Sempre põem a mão na cabeça da McLaren,como a mãe complacente com o filho travesso. A F1 é assim mesmo,se fosse uma equipe nanica teriam sido varridos do mapa!

Ingryd disse...

Obrigada Fábio!!!!


e sobre o seu post, como eu já disse em outros blogs por aí hj, por mais hipócrita que tenha sido a decisão, acredito que tenha sido de certa forma o melhor para a categoria... por N motivos, um deles é grandississima participação da Mercedez\McLaren no esporte.



bjooos

Fábio Andrade disse...

Médici, pensar na McLaren como equipe não-grande é para mim um exercício de abstração.

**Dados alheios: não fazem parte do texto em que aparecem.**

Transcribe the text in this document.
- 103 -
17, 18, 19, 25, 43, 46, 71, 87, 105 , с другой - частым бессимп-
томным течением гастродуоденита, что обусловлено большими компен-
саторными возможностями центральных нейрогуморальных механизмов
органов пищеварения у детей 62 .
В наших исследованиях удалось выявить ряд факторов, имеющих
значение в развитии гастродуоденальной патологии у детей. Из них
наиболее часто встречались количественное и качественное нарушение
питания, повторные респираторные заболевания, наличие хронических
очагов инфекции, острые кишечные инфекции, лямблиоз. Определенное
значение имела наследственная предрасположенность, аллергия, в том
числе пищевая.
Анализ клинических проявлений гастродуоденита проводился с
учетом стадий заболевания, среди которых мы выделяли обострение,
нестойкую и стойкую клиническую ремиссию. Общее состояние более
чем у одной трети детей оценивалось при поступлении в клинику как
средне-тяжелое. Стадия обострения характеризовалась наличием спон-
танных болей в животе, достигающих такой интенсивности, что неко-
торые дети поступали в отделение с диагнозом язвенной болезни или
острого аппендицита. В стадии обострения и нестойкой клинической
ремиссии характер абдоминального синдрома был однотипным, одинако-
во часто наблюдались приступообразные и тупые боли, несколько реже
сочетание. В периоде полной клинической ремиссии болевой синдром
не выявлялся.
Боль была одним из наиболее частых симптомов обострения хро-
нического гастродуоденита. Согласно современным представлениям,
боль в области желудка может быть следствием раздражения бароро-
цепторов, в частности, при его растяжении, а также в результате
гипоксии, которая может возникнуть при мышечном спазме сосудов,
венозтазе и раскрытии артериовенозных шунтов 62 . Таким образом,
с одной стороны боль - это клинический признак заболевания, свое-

E é isso, enfim, né, Felipão? Mas não sei, acho que é uma contradição muito grande não punir agora. O resultado de uma corrida foi posto em xeque de forma constrangedora. A politicagem se mostra mais forte do que o senso prático, de novo.

Concordo contigo, Marcão.

Concordo com você quando diz que a participação da Mercedes é importantíssima, Ingryd. Eu seria contra, por exemplo, a expulsão da McLaren do campeonato. Mas acho que um caso que interfere no resultado de uma prova justamente na era do Race Control merecia, ao menos, uma multa.

Mas a F-1 prova sua própria incoerência a cada julgamento desses.